On Thu, Jul 19, 2018 at 01:56:16PM +0200, Jan Kara wrote:
> On Thu 19-07-18 19:04:46, Ming Lei wrote:
> > On Thu, Jul 19, 2018 at 11:39:18AM +0200, Martin Wilck wrote:
> > > bio_iov_iter_get_pages() returns only pages for a single non-empty
> > > segment of the input iov_iter's iovec. This may be much less than the
> > > number
> > > of pages __blkdev_direct_IO_simple() is supposed to process. Call
> > > bio_iov_iter_get_pages() repeatedly until either the requested number
> > > of bytes is reached, or bio.bi_io_vec is exhausted. If this is not done,
> > > short writes or reads may occur for direct synchronous IOs with multiple
> > > iovec slots (such as generated by writev()). In that case,
> > > __generic_file_write_iter() falls back to buffered writes, which
> > > has been observed to cause data corruption in certain workloads.
> > >
> > > Note: if segments aren't page-aligned in the input iovec, this patch may
> > > result in multiple adjacent slots of the bi_io_vec array to reference the
> > > same
> > > page (the byte ranges are guaranteed to be disjunct if the preceding
> > > patch is
> > > applied). We haven't seen problems with that in our and the customer's
> > > tests. It'd be possible to detect this situation and merge bi_io_vec slots
> > > that refer to the same page, but I prefer to keep it simple for now.
> > >
> > > Fixes: 72ecad22d9f1 ("block: support a full bio worth of IO for
> > > simplified bdev direct-io")
> > > Signed-off-by: Martin Wilck <[email protected]>
> > > ---
> > > fs/block_dev.c | 8 +++++++-
> > > 1 file changed, 7 insertions(+), 1 deletion(-)
> > >
> > > diff --git a/fs/block_dev.c b/fs/block_dev.c
> > > index 0dd87aa..41643c4 100644
> > > --- a/fs/block_dev.c
> > > +++ b/fs/block_dev.c
> > > @@ -221,7 +221,12 @@ __blkdev_direct_IO_simple(struct kiocb *iocb, struct
> > > iov_iter *iter,
> > >
> > > ret = bio_iov_iter_get_pages(&bio, iter);
> > > if (unlikely(ret))
> > > - return ret;
> > > + goto out;
> > > +
> > > + while (ret == 0 &&
> > > + bio.bi_vcnt < bio.bi_max_vecs && iov_iter_count(iter) > 0)

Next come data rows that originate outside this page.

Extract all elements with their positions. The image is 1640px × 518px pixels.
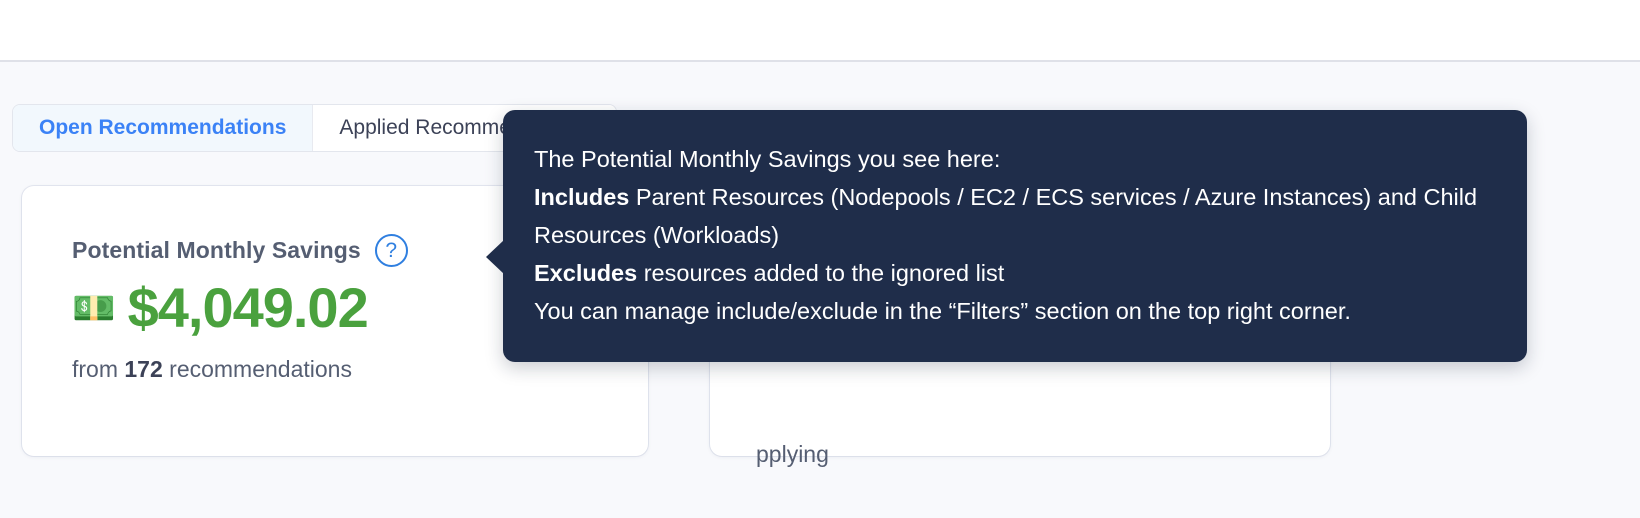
secondary-card-partial-text: pplying xyxy=(756,441,829,468)
savings-info-tooltip: The Potential Monthly Savings you see he… xyxy=(503,110,1527,362)
tooltip-line-3: Excludes resources added to the ignored … xyxy=(534,254,1493,292)
money-banknotes-icon: 💵 xyxy=(72,291,116,326)
top-header-bar xyxy=(0,0,1640,62)
question-mark-icon[interactable]: ? xyxy=(375,234,408,267)
tooltip-line-2: Includes Parent Resources (Nodepools / E… xyxy=(534,178,1493,254)
tooltip-arrow-icon xyxy=(486,240,504,274)
count-prefix: from xyxy=(72,356,124,382)
tooltip-line-2-rest: Parent Resources (Nodepools / EC2 / ECS … xyxy=(534,184,1477,248)
savings-amount: $4,049.02 xyxy=(128,279,368,338)
count-suffix: recommendations xyxy=(163,356,352,382)
tooltip-line-3-bold: Excludes xyxy=(534,260,637,286)
tooltip-line-2-bold: Includes xyxy=(534,184,629,210)
tooltip-line-4: You can manage include/exclude in the “F… xyxy=(534,292,1493,330)
tab-open-recommendations[interactable]: Open Recommendations xyxy=(13,105,313,151)
recommendations-count: 172 xyxy=(124,356,162,382)
tooltip-line-1: The Potential Monthly Savings you see he… xyxy=(534,140,1493,178)
tooltip-line-3-rest: resources added to the ignored list xyxy=(637,260,1004,286)
card-title: Potential Monthly Savings xyxy=(72,237,361,264)
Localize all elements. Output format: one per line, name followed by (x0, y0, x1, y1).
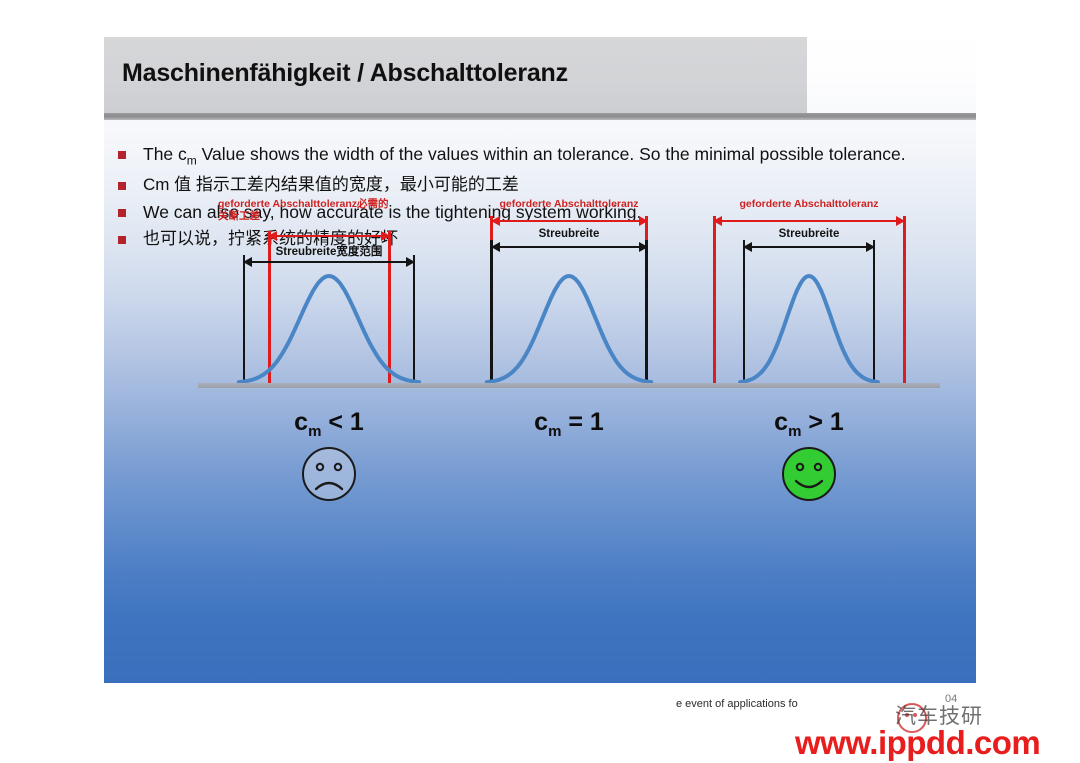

> > > + ret = bio_iov_iter_get_pages(&bio, iter);
> > > +
> > > ret = bio.bi_iter.bi_size;
> > >
> > > if (iov_iter_rw(iter) == READ) {
> > > @@ -250,6 +255,7 @@ __blkdev_direct_IO_simple(struct kiocb *iocb, struct
> > > iov_iter *iter,
> > > put_page(bvec->bv_page);
> > > }
> > >
> > > +out:
> > > if (vecs != inline_vecs)
> > > kfree(vecs);
> > >
> >
> > You might put the 'vecs' leak fix into another patch, and resue the
> > current code block for that.
> >
> > Looks all users of bio_iov_iter_get_pages() need this kind of fix, so
> > what do you think about the following way?
>
> No. AFAICT all the other users of bio_iov_iter_get_pages() are perfectly
> fine with it returning less pages and they loop appropriately.
OK, but this way still may make one bio to hold more data, especially
the comment of bio_iov_iter_get_pages() says that 'Pins as many pages from
*iter', so looks it is the correct way to do.
thanks,
Ming